Wednesday, February 5, 2014

The seduction of addiction

I want to say, first of all, that I planned this entry a while ago and amended it a bit. I decided to continue with it in hopes that you guys know me and have been with me a long time (most of you) and therefore know I would never, ever trivialize this subject or compare my own woes to those of anyone else. I never want to seem self-indulgent (but, well, this is my blog so it’s going to happen sometimes. Oftentimes, even.) or make my issues seem any harder than anyone’s. But we’re all on our own journeys, aren’t we?

For a lot of people, addiction is a dirty word. I know it has been for me. My therapist used to say “To be human is to be addicted.” I know I scoffed at that once or twice. But then I realized she was right. It’s just that not everyone’s addictions manifest themselves in obvious ways.

This week, we saw the death of a supremely talented actor. And I read a lot of criticism about him from anonymous—and not-so-anonymous—Internet commenters. He was selfish, because he chose drugs over his children. He was an idiot who couldn’t get his life under control. It’s his fault he is dead because he was a drug addict.

These hateful words hurt me as if they were about me. Partly because, in many ways, they are about me. 

Before any of you roll your eyes, I’m not trying to compare my food addiction to heroin addiction. My addiction isn’t quite as dramatically fatal (though it can definitely lead to early death). It doesn’t involve syringes. I’m not going to get arrested for it.

But the darkness. The loneliness. The helplessness. These are the feelings that I think come with any addiction. These are the feelings that have permeated me lately.

I need to own up to what I am, before it becomes all that I am. Yes, I am an addict. And yes, I’ve had a relapse. I’ve been in the middle of this relapse for a while now.

I’ve been choosing food over life. Over friends. Over my boyfriend. Over family. I’m eating in secret. Feeling helpless.

Perhaps this sounds overdramatic. You know what? I don’t really care. I’m angry. I’m scared. I’m lonely. I hate this feeling of food being the thing I’m living for. It hurts too much. 

The ironic thing is that I have been one of those not-so-anonymous judgers in the past. I have friends and family who have dealt with addiction. And I often said the words, “I can’t believe he/she would choose *insert addiction here* over me.” I’d get frustrated and angry.

But when I think about it in my own life, I see things differently. I don’t want to choose food over anything else. I want to choose my friends and family and boyfriend. I want to choose life.

So that’s what I try to do every day. For now, though, I think it’s important—critically so—to acknowledge where I am now—where I have been for a while. Just so I can move on. 

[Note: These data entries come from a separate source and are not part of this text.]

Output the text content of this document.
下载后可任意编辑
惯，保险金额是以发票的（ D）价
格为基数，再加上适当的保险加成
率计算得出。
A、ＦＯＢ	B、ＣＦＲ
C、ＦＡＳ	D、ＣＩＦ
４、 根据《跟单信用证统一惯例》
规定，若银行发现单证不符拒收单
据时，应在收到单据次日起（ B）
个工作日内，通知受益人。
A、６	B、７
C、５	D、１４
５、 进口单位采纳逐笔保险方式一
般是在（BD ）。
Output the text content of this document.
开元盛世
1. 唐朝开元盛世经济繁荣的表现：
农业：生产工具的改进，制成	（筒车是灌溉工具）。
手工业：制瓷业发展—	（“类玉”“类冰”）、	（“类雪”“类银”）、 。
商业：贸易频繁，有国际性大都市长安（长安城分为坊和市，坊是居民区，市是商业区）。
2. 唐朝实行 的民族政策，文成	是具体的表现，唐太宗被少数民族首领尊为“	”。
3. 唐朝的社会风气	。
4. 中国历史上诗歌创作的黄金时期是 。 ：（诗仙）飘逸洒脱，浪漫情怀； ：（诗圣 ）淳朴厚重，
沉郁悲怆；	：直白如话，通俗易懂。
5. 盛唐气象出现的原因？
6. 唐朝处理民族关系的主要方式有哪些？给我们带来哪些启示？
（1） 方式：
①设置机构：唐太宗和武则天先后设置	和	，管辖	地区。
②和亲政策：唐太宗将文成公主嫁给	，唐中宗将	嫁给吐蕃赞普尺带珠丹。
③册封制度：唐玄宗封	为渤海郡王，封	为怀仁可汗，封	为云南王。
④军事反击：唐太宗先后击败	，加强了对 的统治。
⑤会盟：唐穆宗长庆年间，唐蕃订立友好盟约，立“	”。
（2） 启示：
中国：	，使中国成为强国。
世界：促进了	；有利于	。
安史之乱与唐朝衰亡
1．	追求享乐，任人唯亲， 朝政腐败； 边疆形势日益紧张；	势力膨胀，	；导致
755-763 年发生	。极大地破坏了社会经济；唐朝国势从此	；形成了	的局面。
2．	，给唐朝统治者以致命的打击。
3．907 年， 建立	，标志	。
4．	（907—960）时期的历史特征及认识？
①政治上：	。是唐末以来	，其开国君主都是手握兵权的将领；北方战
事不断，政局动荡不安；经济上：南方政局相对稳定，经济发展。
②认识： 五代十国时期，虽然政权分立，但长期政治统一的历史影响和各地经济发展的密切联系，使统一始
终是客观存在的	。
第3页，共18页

So yes, I have had a relapse. But I’m committed to choosing life over darkness. I probably will have to repeat that to myself every single day—and I won’t always succeed, but I will make it happen.

I choose to live.


sherpamelissa said...


SarahKK said...

Love you, my friend.

One day, one hour, one minute at a time. It's going to be OK.

Meghan Austin said...

You are such an inspiration! Thank you for sharing your story!

Anonymous said...

You write what I think but am too ashamed to share. Thank you for putting it out the and minding me I am not alone in this.
Jennifer J.

Nancy said...

Weight loss, like most things in life, has its ebbs and flows. You're just in an ebb right now. The flow will come, just hang in there.

Anonymous said...

Erica, I feel your pain. I've been dealing with a food addiction since my pre-teens.

Alcohol, drugs . . . these are awful addictions, but humans can live without alcohol and drugs.
You cannot live without food. This makes it much harder to control.

Keep the "I choose to live" mantra up. It's a good one!

Anonymous said...

You are just like everyone else; just a little more exceptional at it.

So proud of you.

Kellynn18 said...

Erika, my heart goes out to you. I have been one of those "judgers" in my life before. For nursing school, I had to attend several of the "Anonymous" meetings. I chose to go to an AA meeting and an OA (Overeaters Anonymous) meeting. These experiences helped change the way I feel about addiction. I was inspired and moved by the people at these meetings. I am just as inspired and moved by you. Keep up the honesty. That seems to be the best way to deal with addiction. Know that you have people that love you and care about you and you're never alone--even if it feels that way. Love you!

Anonymous said...

You WILL work through this. :) I know it. Peaks and valleys, my friend. Love you!